9- Hani siz Rabbinize istiğase ediyor, yalvarıyor, imdat ve yardım istiyordunuz ya... Müminler savaşın ve çatışmanın kaçınılmaz olduğunu anladıkları zaman "Ey Rabb'imiz, Senin düşmanlarına karşı bize yardım et! Ey yalvaranların niyazını duyan, bize merhamet et!" diye dua etmeye başlamışlardı. Hz. Ömer'den rivayet edildiğine göre; Hz. Peygamber (s.a.v.) Efendimiz, müşriklere baktı, bin kadar idiler, bir de ashabına baktı, üçyüz on kadar kişiydiler. Bunun üzerine kıbleye döndü ve iki elini kaldırıp "İlâhî bana verdiğin sözü yerine getir! İlâhî, şu bir avuç insan yok olursa, sana yeryüzünde ibadet eden kalmayacak." diye dua etmeye başladı, bir süre duaya devam etti, nihayet omuzundan ridası düştü. Onu Hz. Ebubekir aldı, müberek omuzuna koydu ve ardından "Ey Allah'ın Resulü! Rabbine niyazın ve münacatın yetişir, O, sana olan vaadini yerine getirecektir." dedi. Rabbiniz de size şöyle cevap verdi , yani şu şekilde âyet nâzil oldu: Hiç şüphesiz Ben size ardı ardına bin melek ile yardım edeceğim. Bu kadar melâikeye ne lüzum vardı? Allah melek göndermeden de dilediğini yapamaz mıydı? Ve Allah dilediği takdirde bir tek melek bile dünyanın altını üstüne getirmeye yetmez miydi?
10- Fakat Allah, bu yardımı sırf bir müjde olsun diye, bir de bununla kalbleriniz huzura kavuşsun diye yaptı. Nusret ve zafer ancak Allah katındandır . Ne maddî sebeplerden ve görünüşteki kuvvetlerden, ne de meleklerden değildir. Allah Teâlâ size iş başartmak, sizi zafere kavuşturmak istemiş, sizin korkularınızı ve acılarınızı yüreğinizden silip atmak, heyecan ve telaşınızı teskin etmek, ayrıca verdiği müjde ile de güven ve huzurunuzu arttırmak istemiştir. Bundan dolayı size bin melekle imdat göndermiştir ki, hakikatte bütün kuvvetin ve etkinin Allah'a mahsus olduğunu, Allah dileyince zayıfları kuvvetlilere galip getireceğini, O istemeyince maddî veya manevî kuvvetlerin hiçbir işe yaramayacağını iyice anlayasınız ve vazifelerinizi yapmak için, kendinizi zayıf görerek ümitsizliğe düşmeyesiniz, karamsar olmayasanız, Allah'ın yardımından ümit kesmiyeseniz. Ayrıca Allah'ın kullarına verdiği emirlerle yaptıracağı bu gibi işlerde "Eğer Allah murad ediyorsa, bizi karıştırmadan kendisi doğrudan doğruya yapıversin." demiyesiniz de maddî açıdan en ümitsiz görünen zamanlarda bile azimli, kararlı ve ümitli olarak çalışasınız.
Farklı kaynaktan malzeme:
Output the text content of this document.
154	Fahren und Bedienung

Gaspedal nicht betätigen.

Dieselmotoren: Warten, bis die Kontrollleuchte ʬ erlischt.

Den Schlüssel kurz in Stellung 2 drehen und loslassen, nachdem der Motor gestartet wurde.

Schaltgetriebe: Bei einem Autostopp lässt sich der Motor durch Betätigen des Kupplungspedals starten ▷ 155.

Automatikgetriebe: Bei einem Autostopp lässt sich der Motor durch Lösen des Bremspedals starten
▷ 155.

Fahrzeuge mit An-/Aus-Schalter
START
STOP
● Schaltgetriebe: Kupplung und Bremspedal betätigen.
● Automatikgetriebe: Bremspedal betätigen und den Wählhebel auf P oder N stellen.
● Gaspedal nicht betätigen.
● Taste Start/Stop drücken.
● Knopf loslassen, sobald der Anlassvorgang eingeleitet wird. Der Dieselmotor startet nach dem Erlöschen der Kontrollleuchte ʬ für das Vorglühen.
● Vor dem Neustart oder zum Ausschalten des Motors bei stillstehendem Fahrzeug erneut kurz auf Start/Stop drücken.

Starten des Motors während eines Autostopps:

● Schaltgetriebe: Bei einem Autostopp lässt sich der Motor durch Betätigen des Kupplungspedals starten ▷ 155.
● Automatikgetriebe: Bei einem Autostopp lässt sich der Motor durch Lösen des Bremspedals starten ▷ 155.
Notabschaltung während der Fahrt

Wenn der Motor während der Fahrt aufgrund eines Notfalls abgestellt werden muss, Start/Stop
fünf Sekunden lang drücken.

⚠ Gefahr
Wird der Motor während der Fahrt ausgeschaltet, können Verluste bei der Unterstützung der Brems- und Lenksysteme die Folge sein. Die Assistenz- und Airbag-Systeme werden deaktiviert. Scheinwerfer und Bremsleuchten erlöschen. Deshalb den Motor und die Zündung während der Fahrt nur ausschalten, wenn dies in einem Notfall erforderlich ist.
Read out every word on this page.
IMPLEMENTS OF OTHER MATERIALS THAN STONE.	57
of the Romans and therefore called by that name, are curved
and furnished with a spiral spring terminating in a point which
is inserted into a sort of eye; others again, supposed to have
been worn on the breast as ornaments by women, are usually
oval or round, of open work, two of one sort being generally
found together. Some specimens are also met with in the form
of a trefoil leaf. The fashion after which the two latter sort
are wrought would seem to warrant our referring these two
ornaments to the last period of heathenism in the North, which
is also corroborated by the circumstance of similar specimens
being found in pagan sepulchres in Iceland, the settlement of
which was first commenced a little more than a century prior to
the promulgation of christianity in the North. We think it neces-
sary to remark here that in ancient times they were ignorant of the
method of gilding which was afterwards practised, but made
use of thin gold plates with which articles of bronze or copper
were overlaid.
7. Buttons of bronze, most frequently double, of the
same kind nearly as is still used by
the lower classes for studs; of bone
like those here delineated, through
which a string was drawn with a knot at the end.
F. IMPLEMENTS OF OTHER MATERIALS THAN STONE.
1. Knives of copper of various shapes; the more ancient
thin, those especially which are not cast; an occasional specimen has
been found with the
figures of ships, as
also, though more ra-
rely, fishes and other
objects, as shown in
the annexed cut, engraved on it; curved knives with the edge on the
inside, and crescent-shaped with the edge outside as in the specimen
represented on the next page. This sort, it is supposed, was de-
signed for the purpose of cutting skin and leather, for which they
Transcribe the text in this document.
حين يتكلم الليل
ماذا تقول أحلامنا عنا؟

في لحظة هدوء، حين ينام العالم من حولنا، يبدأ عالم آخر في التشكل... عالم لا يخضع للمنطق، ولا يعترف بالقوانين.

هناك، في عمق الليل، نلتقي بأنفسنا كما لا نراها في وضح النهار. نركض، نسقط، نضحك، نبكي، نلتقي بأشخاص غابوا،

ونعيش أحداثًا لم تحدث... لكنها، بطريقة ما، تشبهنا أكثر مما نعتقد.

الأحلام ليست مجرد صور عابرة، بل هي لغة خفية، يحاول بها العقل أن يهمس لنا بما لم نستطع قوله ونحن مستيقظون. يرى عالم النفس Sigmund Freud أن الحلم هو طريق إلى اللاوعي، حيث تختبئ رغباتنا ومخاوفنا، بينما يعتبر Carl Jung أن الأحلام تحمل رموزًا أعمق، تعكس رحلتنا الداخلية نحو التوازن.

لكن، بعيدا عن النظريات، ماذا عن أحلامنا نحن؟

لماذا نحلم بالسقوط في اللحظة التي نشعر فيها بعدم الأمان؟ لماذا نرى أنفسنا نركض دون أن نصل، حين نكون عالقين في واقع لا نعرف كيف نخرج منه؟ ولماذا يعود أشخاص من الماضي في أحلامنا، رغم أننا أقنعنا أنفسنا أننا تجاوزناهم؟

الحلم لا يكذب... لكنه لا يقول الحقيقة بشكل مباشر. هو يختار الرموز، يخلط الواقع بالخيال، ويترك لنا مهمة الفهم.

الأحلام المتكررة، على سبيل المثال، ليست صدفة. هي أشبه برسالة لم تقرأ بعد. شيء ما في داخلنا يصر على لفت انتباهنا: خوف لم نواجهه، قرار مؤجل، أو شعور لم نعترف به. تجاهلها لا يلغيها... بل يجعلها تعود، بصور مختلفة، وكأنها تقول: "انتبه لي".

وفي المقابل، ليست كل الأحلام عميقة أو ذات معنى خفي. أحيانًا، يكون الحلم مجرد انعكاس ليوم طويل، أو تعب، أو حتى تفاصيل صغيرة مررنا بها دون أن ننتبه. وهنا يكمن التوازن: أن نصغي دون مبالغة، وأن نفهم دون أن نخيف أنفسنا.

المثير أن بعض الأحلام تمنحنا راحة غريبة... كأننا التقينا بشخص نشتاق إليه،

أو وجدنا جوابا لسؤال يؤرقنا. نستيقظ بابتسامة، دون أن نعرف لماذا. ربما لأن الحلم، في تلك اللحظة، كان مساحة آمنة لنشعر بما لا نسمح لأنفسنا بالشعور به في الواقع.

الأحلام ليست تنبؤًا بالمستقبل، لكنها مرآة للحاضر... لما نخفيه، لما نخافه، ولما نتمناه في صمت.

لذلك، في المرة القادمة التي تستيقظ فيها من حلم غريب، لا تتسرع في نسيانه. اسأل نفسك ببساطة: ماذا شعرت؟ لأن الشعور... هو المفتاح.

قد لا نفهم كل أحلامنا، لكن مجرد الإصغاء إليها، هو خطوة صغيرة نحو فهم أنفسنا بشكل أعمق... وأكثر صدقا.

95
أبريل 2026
Çünkü Allah, şüphesiz güçlüdür, hüküm ve hikmet sahibidir. Onun verdiği hükme karşı itiraz mümkün olmaz, yaptığı işler de hikmetten uzak olmaz. Bu iyice anlaşıldıktan sonradır ki, Âl-i İmran Sûresi'nde, Uhud Savaşı hakkında "Nusret ve zafer ancak aziz ve hakim olan Allah tarafındandır." (Âl-i İmran, 3/126) buyurulmuştur.